The Question was as follows:
To ask Her Majesty's Government whether they consider that indigenous United Kingdom coal prices are yet low enough (and likely to remain so) relative to those of crude oil to make economically feasible the National Coal Board's proposal to build a £50–65 million pilot liquefaction plant for conversion of coal to oil at Point of Ayr colliery in Wales; and whether they are willing to accede to the National Coal Board's request for a state share in the investment.
My Lords, on the basis of current indigenous coal prices, synthetic oil produced from United Kingdom coal would not be competitive with natural oil. The coal/oil price relativity is, however, only one of many factors relevant to our consideration of the National Coal Board's request for financial assistance.
My Lords, while thanking my noble friend for that Answer, may I ask him whether the Coal Board have given any forecast of likely return on the capital to be invested?
My Lords, I do not think I have that information, but I will see if I can extract it from the department and write to my noble friend.

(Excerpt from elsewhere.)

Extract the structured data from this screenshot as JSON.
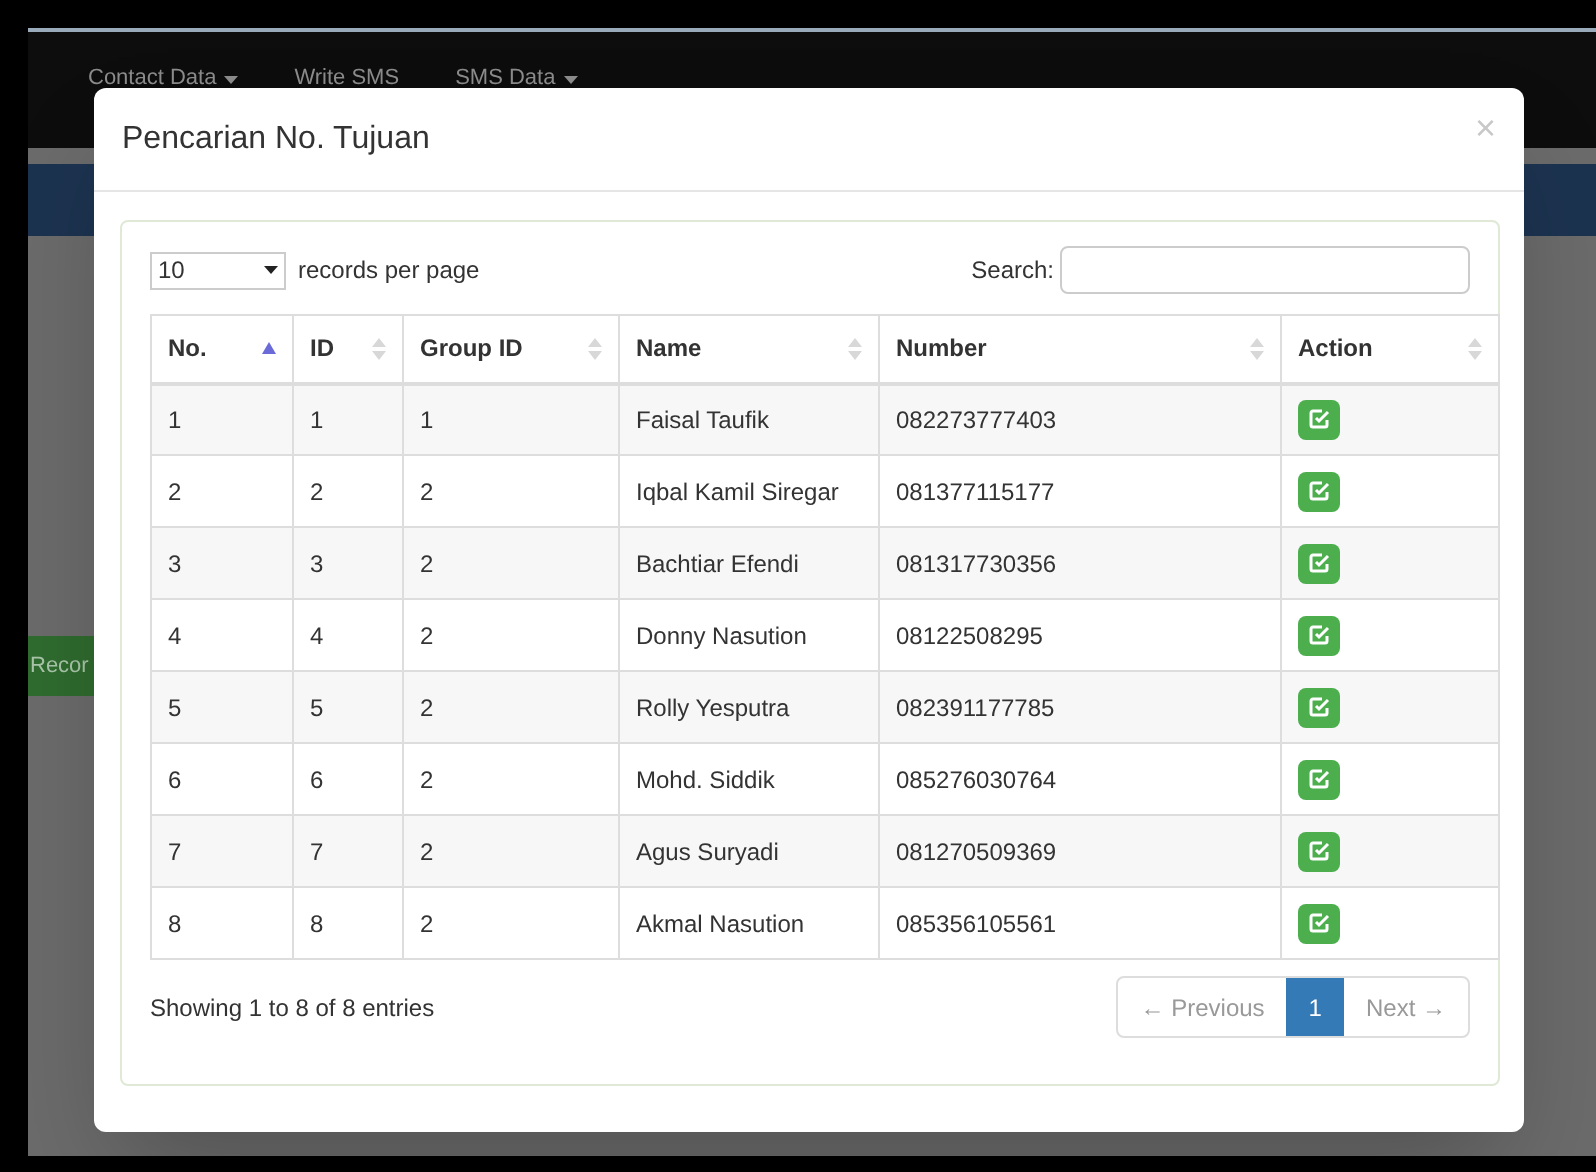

My Lords, is not the conversion of coal to oil of very great importance for the future sources of power and energy in this country, and should it not be encouraged rather than discouraged?

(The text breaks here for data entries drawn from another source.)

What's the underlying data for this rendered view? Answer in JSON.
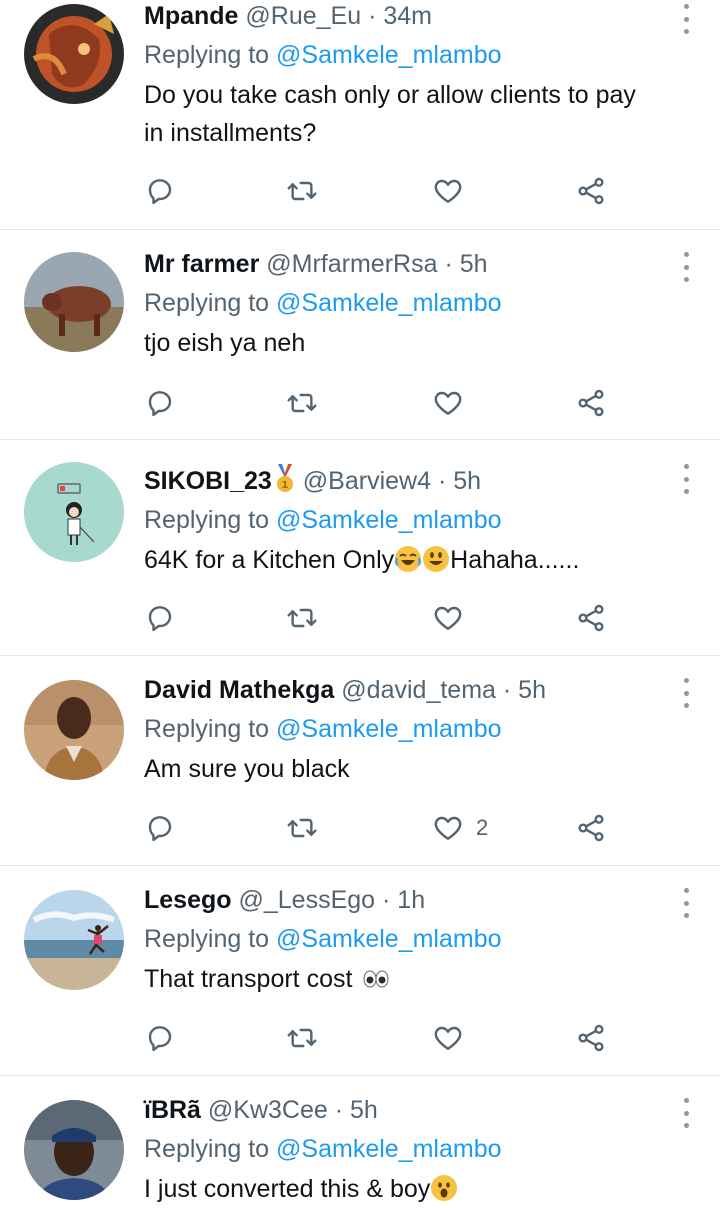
{
  "reply_prefix": "Replying to",
  "tweets": [
    {
      "name": "Mpande",
      "handle": "@Rue_Eu",
      "time": "34m",
      "replying_to": "@Samkele_mlambo",
      "text": "Do you take cash only or allow clients to pay in installments?",
      "likes": ""
    },
    {
      "name": "Mr farmer",
      "handle": "@MrfarmerRsa",
      "time": "5h",
      "replying_to": "@Samkele_mlambo",
      "text": "tjo eish ya neh",
      "likes": ""
    },
    {
      "name": "SIKOBI_23",
      "handle": "@Barview4",
      "time": "5h",
      "replying_to": "@Samkele_mlambo",
      "text_before": "64K for a Kitchen Only",
      "text_after": "Hahaha......",
      "likes": ""
    },
    {
      "name": "David Mathekga",
      "handle": "@david_tema",
      "time": "5h",
      "replying_to": "@Samkele_mlambo",
      "text": "Am sure you black",
      "likes": "2"
    },
    {
      "name": "Lesego",
      "handle": "@_LessEgo",
      "time": "1h",
      "replying_to": "@Samkele_mlambo",
      "text_before": "That transport cost",
      "likes": ""
    },
    {
      "name": "ïBRã",
      "handle": "@Kw3Cee",
      "time": "5h",
      "replying_to": "@Samkele_mlambo",
      "text_before": "I just converted this & boy",
      "likes": ""
    }
  ],
  "icons": {
    "reply": "reply-icon",
    "retweet": "retweet-icon",
    "like": "heart-icon",
    "share": "share-icon",
    "more": "more-icon"
  },
  "colors": {
    "link": "#1d9bf0",
    "secondary": "#536471",
    "icon": "#536471"
  }
}
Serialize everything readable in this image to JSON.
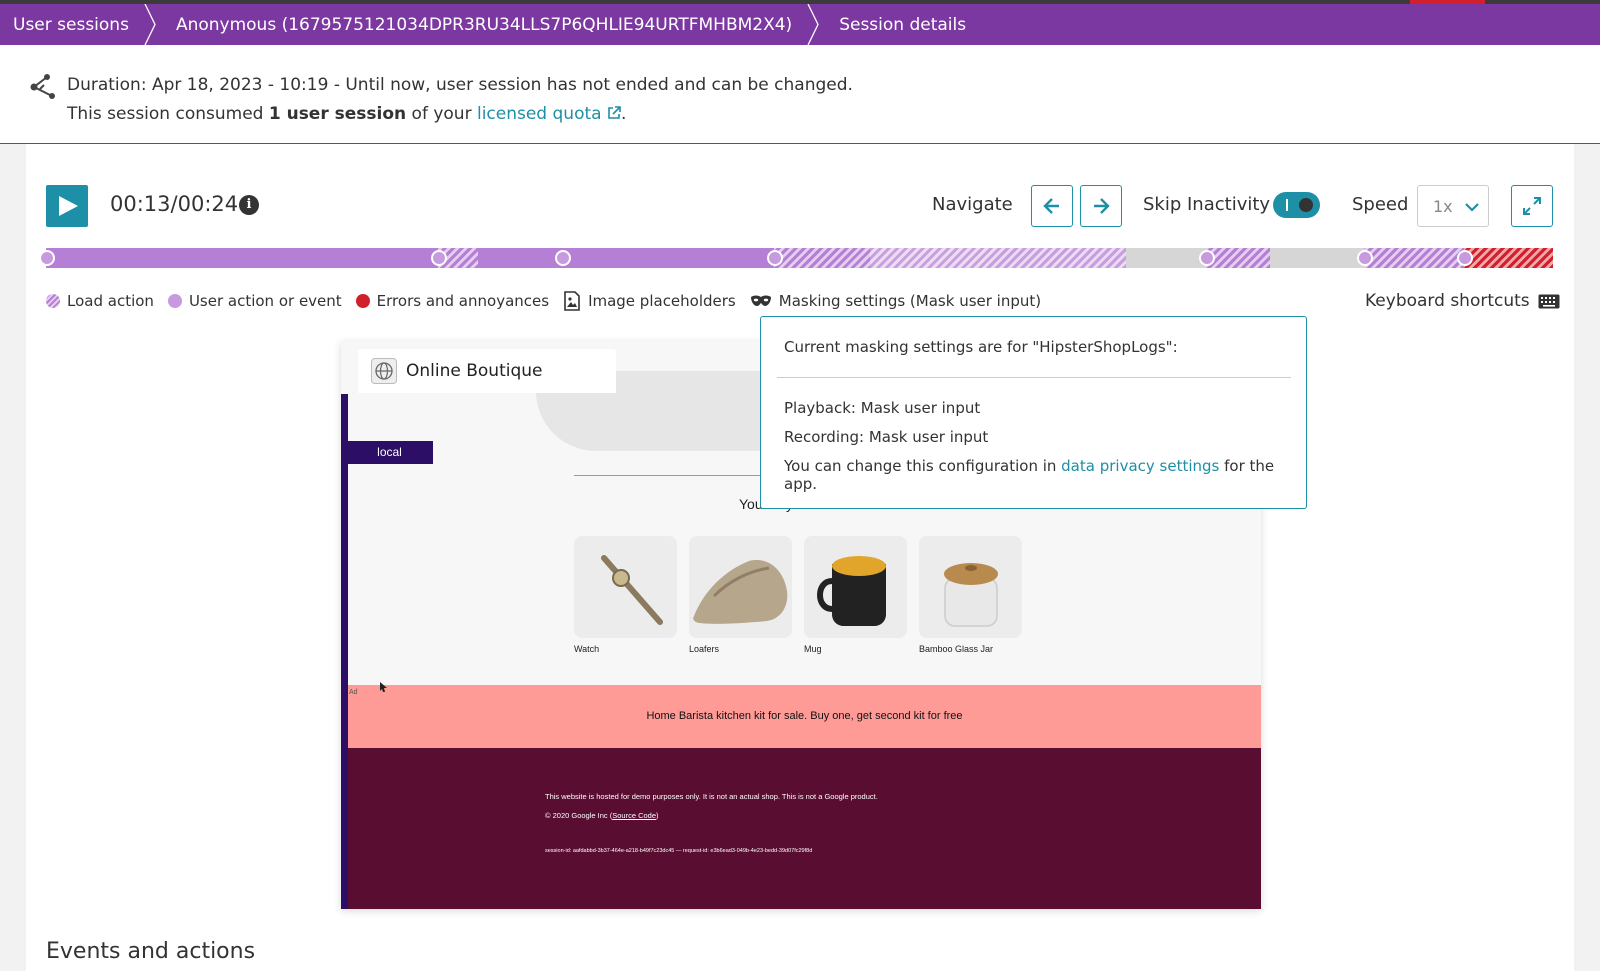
{
  "breadcrumb": {
    "items": [
      {
        "label": "User sessions"
      },
      {
        "label": "Anonymous (1679575121034DPR3RU34LLS7P6QHLIE94URTFMHBM2X4)"
      },
      {
        "label": "Session details"
      }
    ]
  },
  "session_info": {
    "duration_text": "Duration: Apr 18, 2023 - 10:19 - Until now, user session has not ended and can be changed.",
    "consumed_prefix": "This session consumed ",
    "consumed_bold": "1 user session",
    "consumed_mid": " of your ",
    "quota_link": "licensed quota",
    "consumed_suffix": "."
  },
  "player": {
    "time": "00:13/00:24",
    "progress_fraction": 0.54,
    "navigate_label": "Navigate",
    "skip_inactivity_label": "Skip Inactivity",
    "skip_inactivity_on": true,
    "speed_label": "Speed",
    "speed_value": "1x",
    "icons": [
      "play-icon",
      "info-icon",
      "arrow-left-icon",
      "arrow-right-icon",
      "chevron-down-icon",
      "fullscreen-icon"
    ]
  },
  "legend": {
    "load_action": "Load action",
    "user_action": "User action or event",
    "errors": "Errors and annoyances",
    "image_placeholders": "Image placeholders",
    "masking": "Masking settings (Mask user input)",
    "keyboard_shortcuts": "Keyboard shortcuts"
  },
  "colors": {
    "brand_purple": "#7c38a1",
    "accent_teal": "#1d8fa6",
    "user_action": "#b57fd6",
    "error_red": "#d1202b"
  },
  "replay": {
    "tab_title": "Online Boutique",
    "local_badge": "local",
    "section_title": "You May Also Like",
    "products": [
      {
        "name": "Watch"
      },
      {
        "name": "Loafers"
      },
      {
        "name": "Mug"
      },
      {
        "name": "Bamboo Glass Jar"
      }
    ],
    "ad_label": "Ad",
    "ad_text": "Home Barista kitchen kit for sale. Buy one, get second kit for free",
    "footer_line1": "This website is hosted for demo purposes only. It is not an actual shop. This is not a Google product.",
    "footer_line2_prefix": "© 2020 Google Inc (",
    "footer_line2_link": "Source Code",
    "footer_line2_suffix": ")",
    "footer_line3": "session-id: aafdabbd-3b37-464e-a218-b49f7c23dc45 — request-id: e3b6ead3-049b-4e23-bedd-39d07fc29f8d"
  },
  "masking_tooltip": {
    "heading": "Current masking settings are for \"HipsterShopLogs\":",
    "playback": "Playback: Mask user input",
    "recording": "Recording: Mask user input",
    "config_prefix": "You can change this configuration in ",
    "config_link": "data privacy settings",
    "config_suffix": " for the app."
  },
  "events_title": "Events and actions"
}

My Lords, I think the noble and learned Lord misinterprets me. I indeed think it should be encouraged, and for that reason the Government are considering a pilot project in this field. But the terms of the original Question indicate that it is not competitive at the moment.

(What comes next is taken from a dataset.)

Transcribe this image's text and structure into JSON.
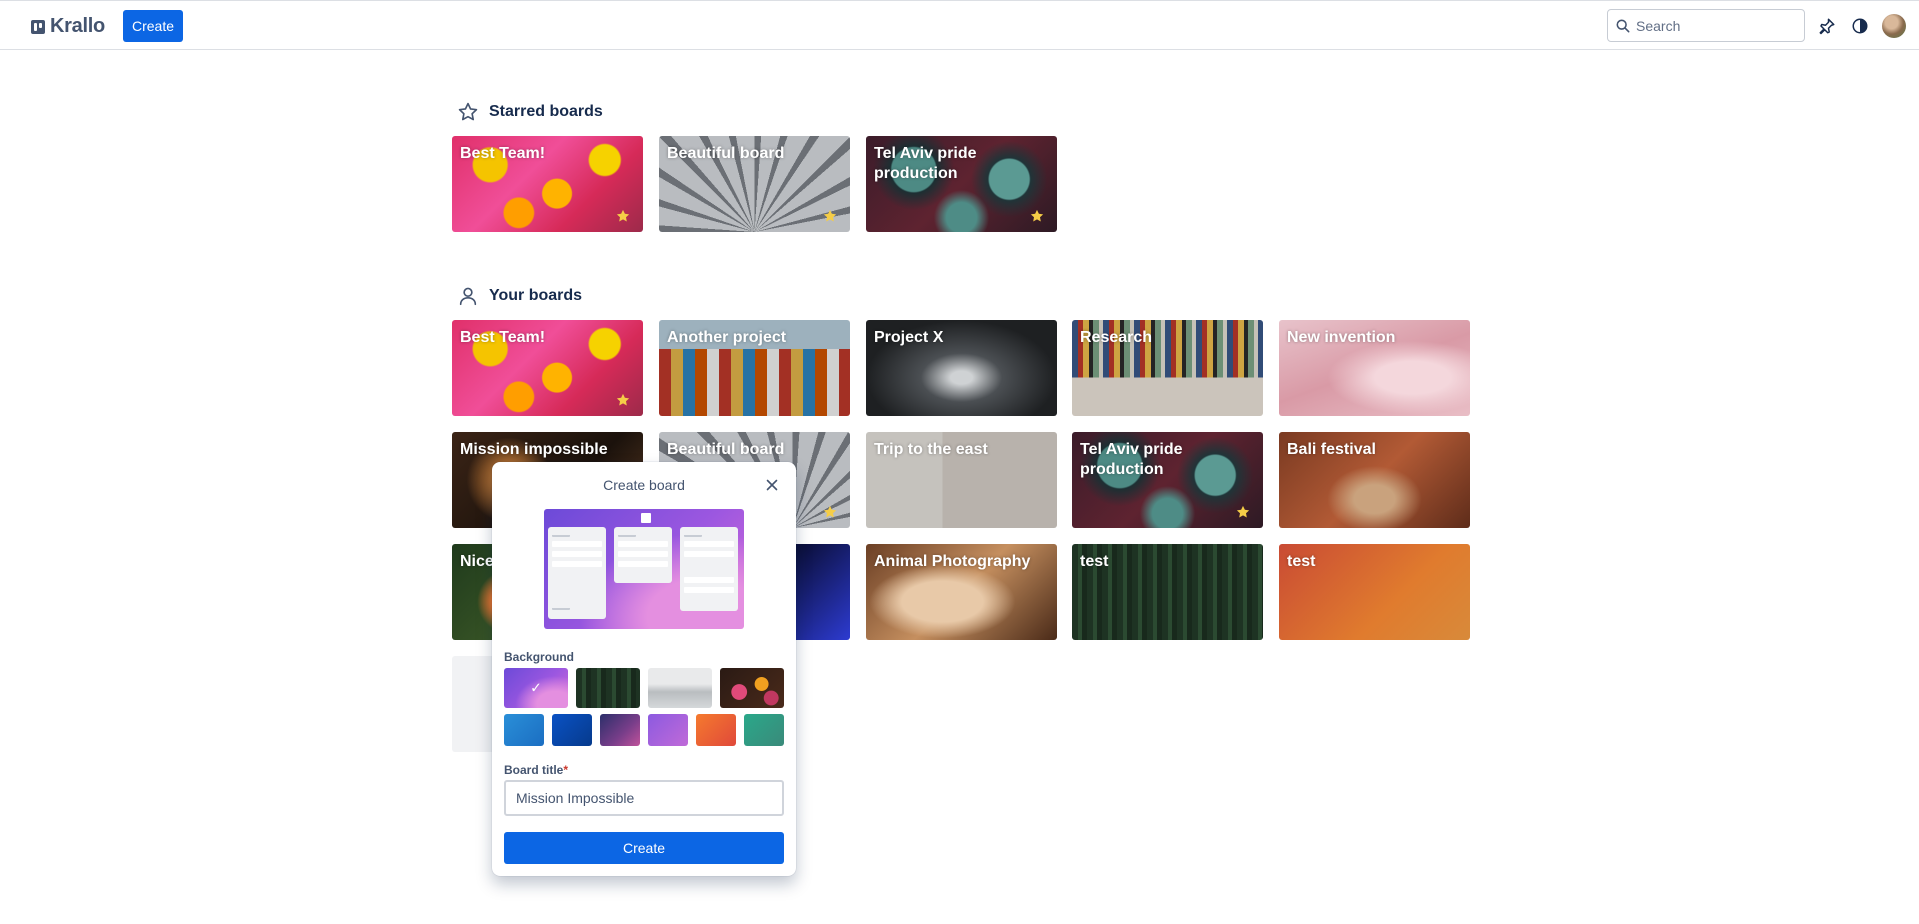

My Lords, if I may say so, I was not criticising the Minister but the questioner.
My Lords, as the questioner, may I ask my noble friend whether he is aware that the Coal Board have got a very good gassification technology development and this might well be to the advantage of the conservation of energy? But are the Government satisfied that the direct coal to oil route is the proper one at the present time, as against the possibility of using coal to fire refineries, thereby saving the heavy fuel oil for distillation to a higher grade fuel?
My Lords, I think my noble friend has a point. What the Government have to weigh, obviously, are various plural systems of energy generation, and what may be inconceivable or expensive at this moment might rapidly become conceivable and cheap in the future.
My Lords, is the noble Earl aware that the accountancy that we apply to a company we cannot apply to a nation? Secondly, is he aware that at the end of the war there were then nine Fischer-Trops plants working commercially, one of which was in Manchuria and the rest of which were mostly in Germany producing one-third of all the automotive and aviation spirit that Germany needed during the war? To cast aside this study by the Massachusetts Institute of Technology in an offhand manner is wrong at this moment when the world needs as much energy as it can get.
My Lords, I am most impressed, and I am sure the House is, by the noble Lord's expertise. I am not throwing it back in his face. We are not passing up any studies whatsoever.
My Lords, can my noble friend give the further information whether British Petroleum, as a Government controlled company who have important petrochemical plants in their work, have also been brought into this project, or are being considered as possible associates in it?
My Lords, my understanding is that the Government are in consultation with the National Coal Board on this issue, not with British Petroleum. If I am wrong I will let my noble friend know.
My Lords, may I ask the noble Earl the Minister when we are going to get a report on this matter?
My Lords, as I said in my previous answers, we are studying the issue very carefully and we will try to let the House know what has resulted from the study as soon as ever we can.